Это была мусульманская деревня, почему обращённый Осман и прибыл сюда со своим клоунским снаряжением и «бу-бу»-быком [644] после того, как принял веру в порыве отчаяния, надеясь, что смена имени на мусульманское принесёт ему больше пользы, чем прежние переименования (например, когда неприкасаемые были переименованы в «детей бога» [645]). Как ребёнку бога в Чатнапатне ему не позволяли доставать воду из городского колодца, потому что прикосновение бескастового загрязняет питьевую воду… Безземельный и, подобно Айше, сирота, Осман зарабатывал на жизнь как клоун. Его бык, а, точнее, вол носил ярко-красные бумажные конусы на рогах и пышную мишурную драпировку на носу и спине. Они ходили от деревни к деревне, устраивая на свадьбах и прочих празднованиях представления, в которых вол был непременной изюминкой и партнёром, кивающим в ответ на вопросы своего хозяина: одиночный кивок – нет, двойной – да.

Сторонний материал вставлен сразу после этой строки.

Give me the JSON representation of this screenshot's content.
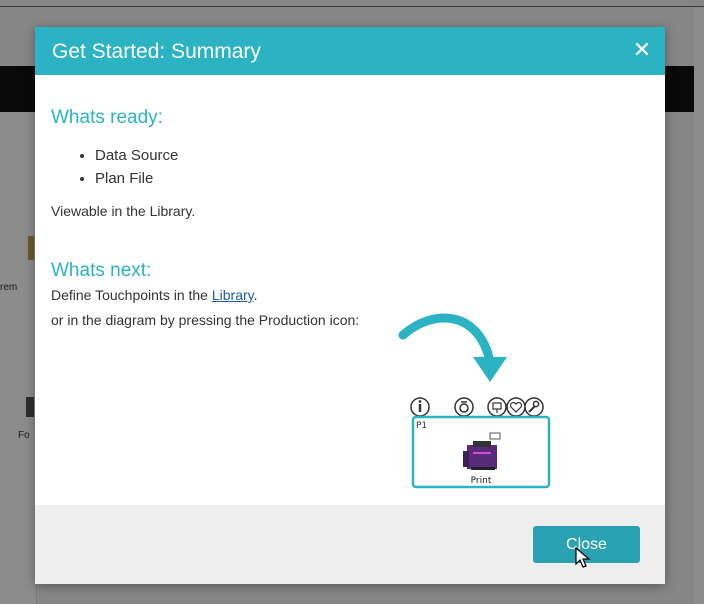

– Правда ведь, мы пришли в хорошую деревню? – спрашивает Осман.
Бу, вол не согласен.
– Как так – нет? Конечно же, да! Глянь-ка: разве эти люди не милы?
Бу.
– Как?! Ты хочешь сказать, что деревня полна грешниками?
Бу, бу.
– Вот так так! Выходит, все они попадут в ад?
Бу, бу.
– Но, бхаиджан ·115·. Есть ли для них какая-нибудь надежда?
Бу, бу, предлагает спасение вол. Осман взволнованно склоняется к губам вола.

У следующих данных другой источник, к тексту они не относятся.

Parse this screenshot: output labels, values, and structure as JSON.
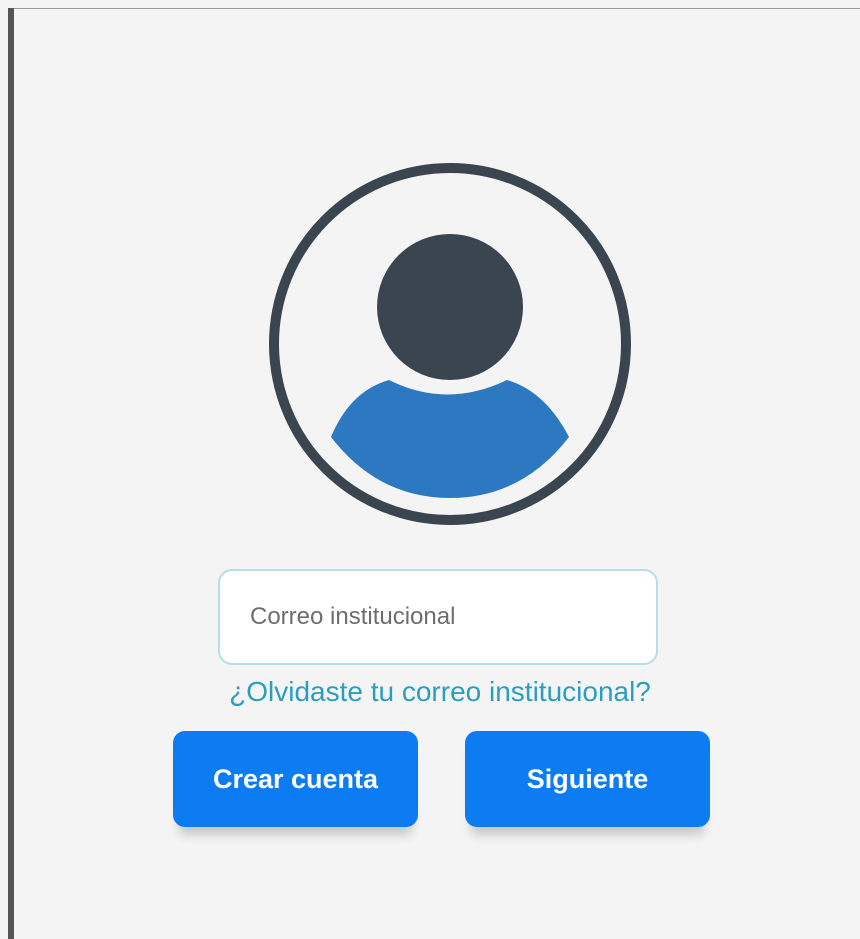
{
  "login": {
    "email_placeholder": "Correo institucional",
    "email_value": "",
    "forgot_link": "¿Olvidaste tu correo institucional?",
    "create_account_label": "Crear cuenta",
    "next_label": "Siguiente"
  },
  "icons": {
    "avatar": "user-avatar-icon"
  },
  "colors": {
    "background": "#f4f4f4",
    "avatar_dark": "#3b4550",
    "avatar_body": "#2c79c1",
    "primary_button": "#0d7cf2",
    "link": "#2a9fbd",
    "field_border": "#b7dfe3"
  }
}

– Говори же, скорей. Что они должны сделать, чтобы спастись?
В этот момент вол стягивает колпак с головы Османа и обносит ею толпу, требуя денег, и Осман кивает, довольный: Бу, бу.

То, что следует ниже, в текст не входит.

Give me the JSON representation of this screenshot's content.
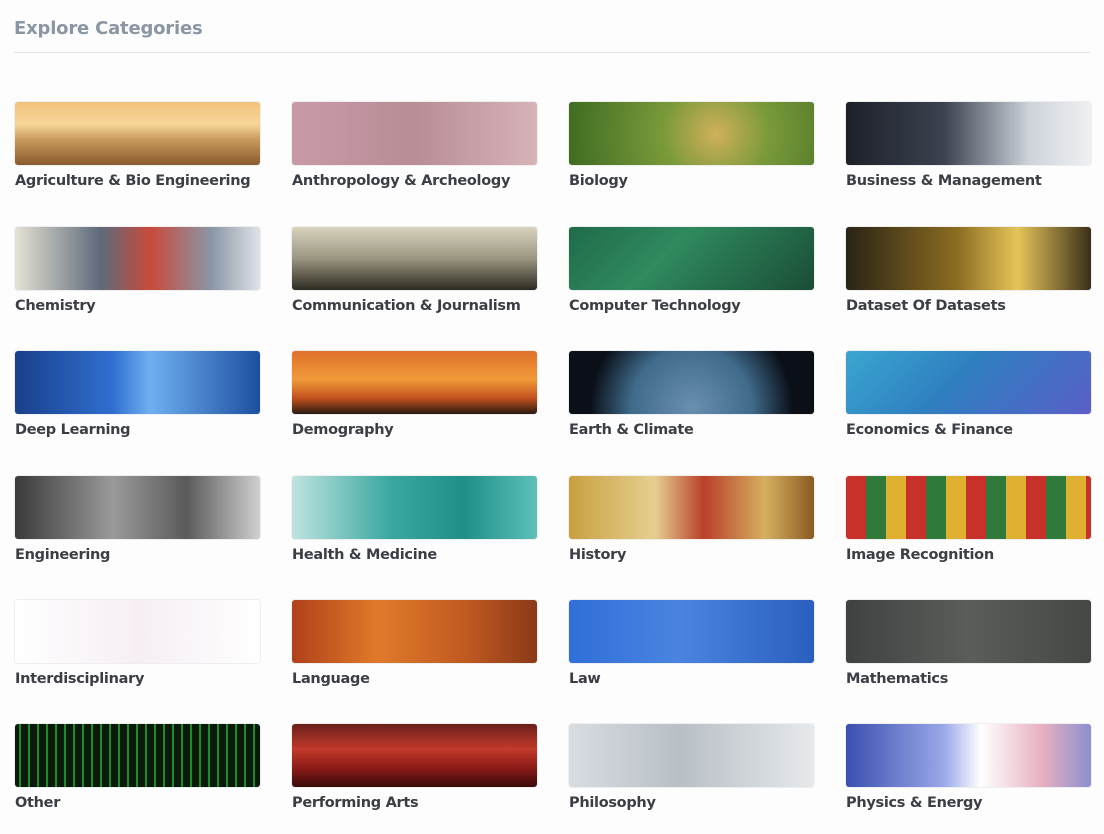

Османа Обращённого и его бу-бу-быка нежно любили в Титлипуре, но молодой человек жаждал одобрения лишь от одной персоны, и она не давала его. Он признался ей, что его обращение в ислам было в значительной степени тактическим: «Ради того, чтобы получить возможность пить, биби, на что только не пойдёт человек?» Оскорблённая его признанием, она сообщила ему, что он вовсе не мусульманин, что его душа в опасности и он может возвращаться в Чатнапатну и умирать там от жажды вместе со всеми заботами о ней. Он покраснел, когда она говорила, необъяснимо сильно разочарованная в нём, и страстность этого разочарования давала ему повод для оптимизма, позволившего ему сидеть в дюжине шагов от её дома, день за днём; но она продолжала проходить мимо, уставившись в пространство, ни тебе доброго утра, ни как-дела.
Раз в неделю гружёные картофелем телеги из Титлипура катятся вниз по узким колеям четырёхчасового пути к Чатнапатне, расположенной там, где грунтовка выходит на великую магистральную дорогу. В Чатнапатне стоят высокие, сверкающие алюминиевые башни оптовых торговцев картошкой, но это не имеет ничего общего с регулярными посещениями города Айшей. Она забирается на картофельную телегу, сжимая в руках небольшой холщовый свёрток, в котором везёт свои поделки на рынок. Чатнапатна широко известна по всей округе своими детскими безделушками, резными деревянными игрушками и фарфоровыми статуэтками. Осман и его вол стоят на краю баньяна, глядя на то, как она подпрыгивает на груде картофельных мешков, постепенно уменьшаясь в точку.